Laffey boasted of doing extensive reading about embryonic stem-cell research but said he had never discussed the subject with members of Rhode Island's delegation. He thought it absurd that I might be suggesting he chat with Chafee about it. But actually, I said, I thought it would be interesting for him to talk with Langevin, a leading proponent who is paralyzed from a gun accident and who believes it could lead to a cure that would enable him to walk again some day.

The mayor did not appreciate my suggestion. He said of Langevin, "He's a wonderful man. . . . He has a great personal story, but don't get on your moral high horse. Really, don't do that."

It's always interesting to discuss morality with Bishop Tobin. I asked him about a commentary on CBS last Sunday by Senator Hatch in favor of putting more federal dollars into embryonic stem-cell research. Hatch calls himself pro-life but says, "I believe being pro-life is not only caring for the unborn but also caring for the living." (Langevin, who also calls himself pro-life, takes the same view.)

Hatch likened opponents of the stem-cell legislation to the Catholic Church's persecution of Italian astronomer Galileo in the 1600s for proving the Earth revolves around the sun. "Stem-cell research promises to expand human knowledge of the body the way Galileo's vision expanded human knowledge of the universe," Hatch said.

The senator added:

"Opponents of stem-cell research are on the wrong side of history. In 1992, Pope John Paul II officially apologized for the Inquisition's treatment of Galileo. At some point in the future, when the fruits of stem-cell research bless millions, I imagine critics of this breathtaking technology will offer a similar apology.

"But victims of afflictions like spinal cord injuries and their families cannot wait 360 years for the country to move ahead with this.
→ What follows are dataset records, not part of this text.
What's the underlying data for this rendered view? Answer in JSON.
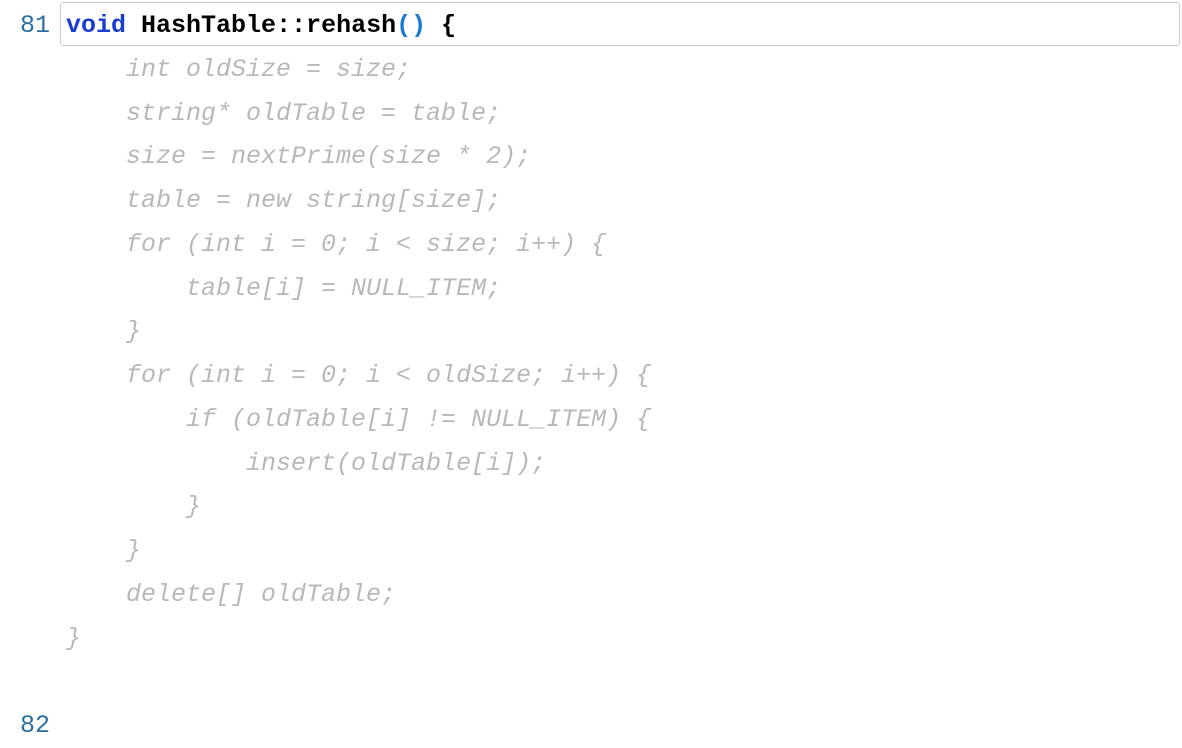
{
  "gutter": {
    "lineNumbers": [
      "81",
      "",
      "",
      "",
      "",
      "",
      "",
      "",
      "",
      "",
      "",
      "",
      "",
      "",
      "",
      "",
      "82"
    ]
  },
  "code": {
    "sig": {
      "kw": "void",
      "space1": " ",
      "cls": "HashTable",
      "scope": "::",
      "fn": "rehash",
      "lp": "(",
      "rp": ")",
      "space2": " ",
      "lb": "{"
    },
    "ghostLines": [
      "    int oldSize = size;",
      "    string* oldTable = table;",
      "    size = nextPrime(size * 2);",
      "    table = new string[size];",
      "    for (int i = 0; i < size; i++) {",
      "        table[i] = NULL_ITEM;",
      "    }",
      "    for (int i = 0; i < oldSize; i++) {",
      "        if (oldTable[i] != NULL_ITEM) {",
      "            insert(oldTable[i]);",
      "        }",
      "    }",
      "    delete[] oldTable;",
      "}"
    ]
  }
}
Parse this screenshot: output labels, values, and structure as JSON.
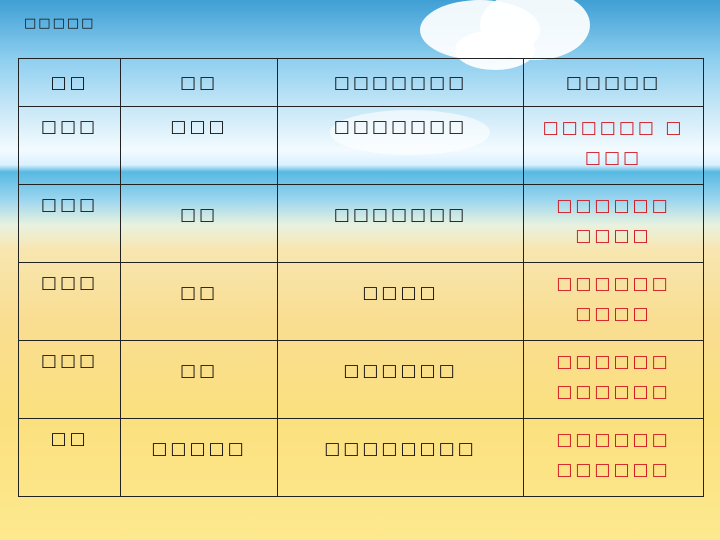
{
  "page": {
    "title": "□□□□□"
  },
  "table": {
    "headers": [
      "□□",
      "□□",
      "□□□□□□□",
      "□□□□□"
    ],
    "rows": [
      {
        "c1": "□□□",
        "c2": "□□□",
        "c3": "□□□□□□□",
        "c4a": "□□□□□□  □",
        "c4b": "□□□"
      },
      {
        "c1": "□□□",
        "c2": "□□",
        "c3": "□□□□□□□",
        "c4a": "□□□□□□",
        "c4b": "□□□□"
      },
      {
        "c1": "□□□",
        "c2": "□□",
        "c3": "□□□□",
        "c4a": "□□□□□□",
        "c4b": "□□□□"
      },
      {
        "c1": "□□□",
        "c2": "□□",
        "c3": "□□□□□□",
        "c4a": "□□□□□□",
        "c4b": "□□□□□□"
      },
      {
        "c1": "□□",
        "c2": "□□□□□",
        "c3": "□□□□□□□□",
        "c4a": "□□□□□□",
        "c4b": "□□□□□□"
      }
    ]
  }
}
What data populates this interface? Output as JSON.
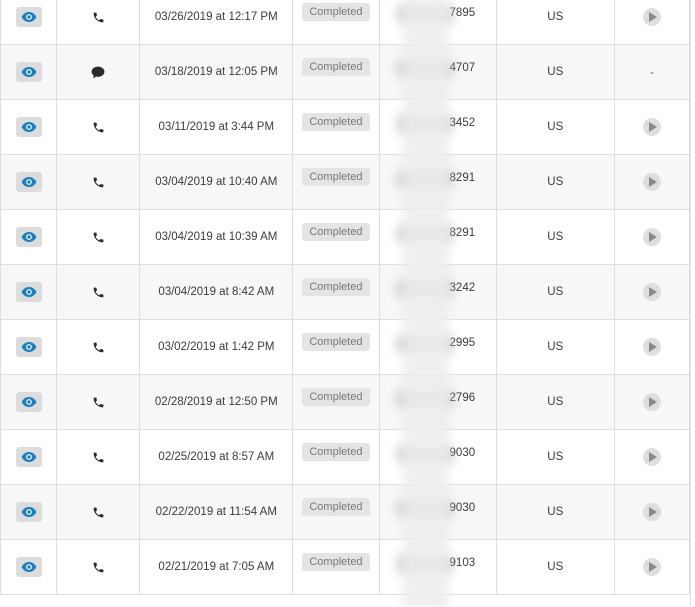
{
  "colors": {
    "eye_icon": "#1a7fc1",
    "type_icon": "#2b2b2b",
    "badge_bg": "#e4e4e4",
    "badge_text": "#777777",
    "play_icon": "#8a8a8a"
  },
  "rows": [
    {
      "type": "phone-icon",
      "datetime": "03/26/2019 at 12:17 PM",
      "status": "Completed",
      "number_tail": "7895",
      "country": "US",
      "recording": true
    },
    {
      "type": "chat-bubble-icon",
      "datetime": "03/18/2019 at 12:05 PM",
      "status": "Completed",
      "number_tail": "4707",
      "country": "US",
      "recording": false,
      "recording_text": "-"
    },
    {
      "type": "phone-icon",
      "datetime": "03/11/2019 at 3:44 PM",
      "status": "Completed",
      "number_tail": "3452",
      "country": "US",
      "recording": true
    },
    {
      "type": "phone-icon",
      "datetime": "03/04/2019 at 10:40 AM",
      "status": "Completed",
      "number_tail": "8291",
      "country": "US",
      "recording": true
    },
    {
      "type": "phone-icon",
      "datetime": "03/04/2019 at 10:39 AM",
      "status": "Completed",
      "number_tail": "8291",
      "country": "US",
      "recording": true
    },
    {
      "type": "phone-icon",
      "datetime": "03/04/2019 at 8:42 AM",
      "status": "Completed",
      "number_tail": "3242",
      "country": "US",
      "recording": true
    },
    {
      "type": "phone-icon",
      "datetime": "03/02/2019 at 1:42 PM",
      "status": "Completed",
      "number_tail": "2995",
      "country": "US",
      "recording": true
    },
    {
      "type": "phone-icon",
      "datetime": "02/28/2019 at 12:50 PM",
      "status": "Completed",
      "number_tail": "2796",
      "country": "US",
      "recording": true
    },
    {
      "type": "phone-icon",
      "datetime": "02/25/2019 at 8:57 AM",
      "status": "Completed",
      "number_tail": "9030",
      "country": "US",
      "recording": true
    },
    {
      "type": "phone-icon",
      "datetime": "02/22/2019 at 11:54 AM",
      "status": "Completed",
      "number_tail": "9030",
      "country": "US",
      "recording": true
    },
    {
      "type": "phone-icon",
      "datetime": "02/21/2019 at 7:05 AM",
      "status": "Completed",
      "number_tail": "9103",
      "country": "US",
      "recording": true
    }
  ]
}
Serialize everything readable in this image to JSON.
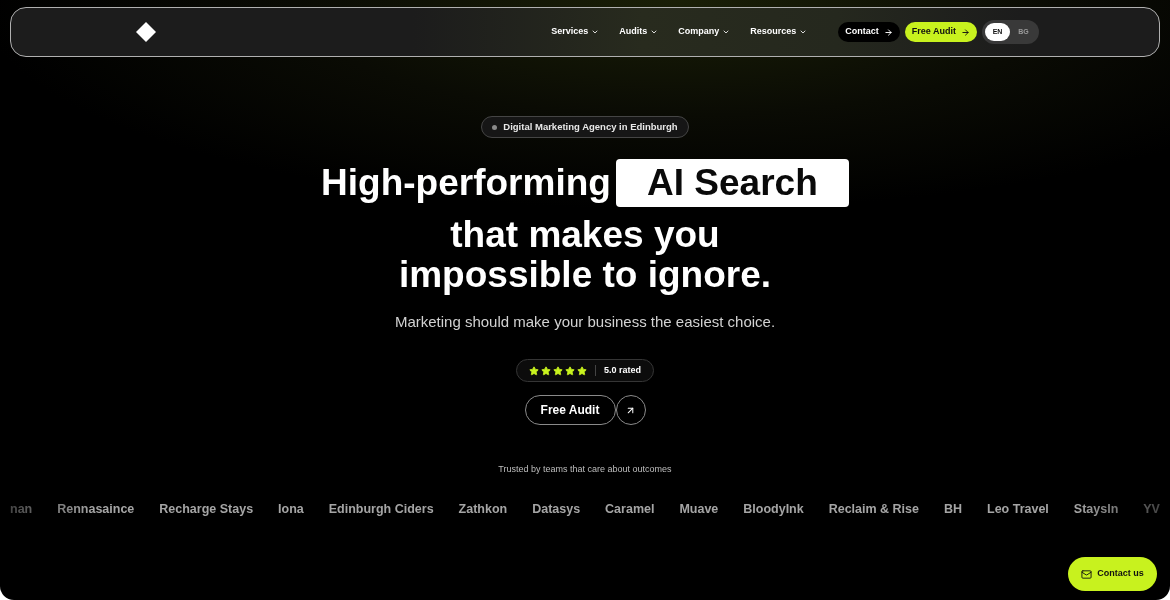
{
  "navbar": {
    "menu": [
      {
        "label": "Services"
      },
      {
        "label": "Audits"
      },
      {
        "label": "Company"
      },
      {
        "label": "Resources"
      }
    ],
    "contact_button": "Contact",
    "audit_button": "Free Audit",
    "languages": [
      {
        "label": "EN",
        "selected": true
      },
      {
        "label": "BG",
        "selected": false
      }
    ]
  },
  "hero": {
    "badge": "Digital Marketing Agency in Edinburgh",
    "headline_start": "High-performing",
    "headline_highlight": "AI Search",
    "headline_lines": [
      "that makes you",
      "impossible to ignore."
    ],
    "subtitle": "Marketing should make your business the easiest choice.",
    "rating": {
      "stars": 5,
      "label": "5.0 rated"
    },
    "cta_button": "Free Audit"
  },
  "trusted": {
    "caption": "Trusted by teams that care about outcomes",
    "logos": [
      "nan",
      "Rennasaince",
      "Recharge Stays",
      "Iona",
      "Edinburgh Ciders",
      "Zathkon",
      "Datasys",
      "Caramel",
      "Muave",
      "BloodyInk",
      "Reclaim & Rise",
      "BH",
      "Leo Travel",
      "StaysIn",
      "YV"
    ]
  },
  "contact_fab": "Contact us"
}
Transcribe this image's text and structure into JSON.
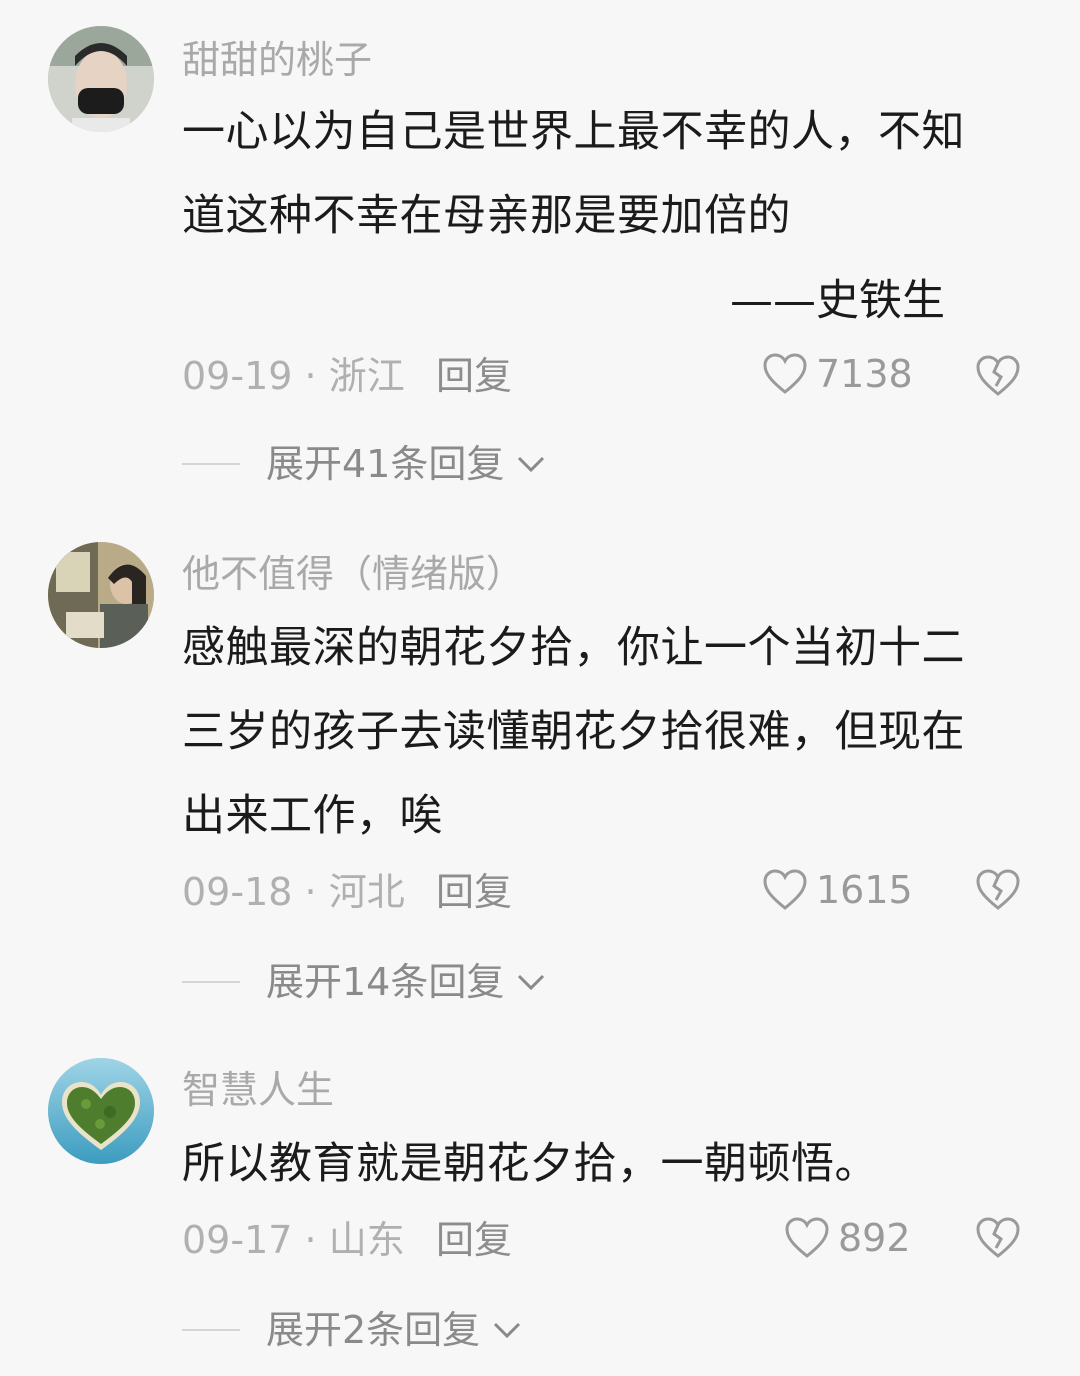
{
  "comments": [
    {
      "username": "甜甜的桃子",
      "text": "一心以为自己是世界上最不幸的人，不知道这种不幸在母亲那是要加倍的",
      "signature": "——史铁生",
      "date": "09-19",
      "location": "浙江",
      "reply_label": "回复",
      "likes": "7138",
      "expand_label": "展开41条回复"
    },
    {
      "username": "他不值得（情绪版）",
      "text": "感触最深的朝花夕拾，你让一个当初十二三岁的孩子去读懂朝花夕拾很难，但现在出来工作，唉",
      "date": "09-18",
      "location": "河北",
      "reply_label": "回复",
      "likes": "1615",
      "expand_label": "展开14条回复"
    },
    {
      "username": "智慧人生",
      "text": "所以教育就是朝花夕拾，一朝顿悟。",
      "date": "09-17",
      "location": "山东",
      "reply_label": "回复",
      "likes": "892",
      "expand_label": "展开2条回复"
    }
  ],
  "icons": {
    "like": "heart-outline-icon",
    "dislike": "broken-heart-icon",
    "expand": "chevron-down-icon"
  },
  "colors": {
    "background": "#f7f7f7",
    "username": "#a9a9a9",
    "body_text": "#1b1b1b",
    "meta": "#b0b0b0"
  }
}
We need to get these tools into scientists' hands as quickly as possible."

Bishop Tobin called it "bogus" for people to liken the current controversy to what happened with Galileo centuries ago. "They have to do better than that," he said.

The bishop declared, "It would be hard to conceive the Church is wrong on this issue that involves a very essential part of human life, the natural law."

He said it's a lot different from a theory about the solar system. He said this is a moral issue. "If we're wrong on this, our commitment to human life, we're wrong on a whole bunch of things and everything's up for grabs."

Obviously, the topic of stem-cell research offers plenty to think about and talk about. And I believe Rhode Islanders would be fascinated to watch Chafee and Laffey thrash it out at length.

M. Charles Bakst is The Journal's political columnist.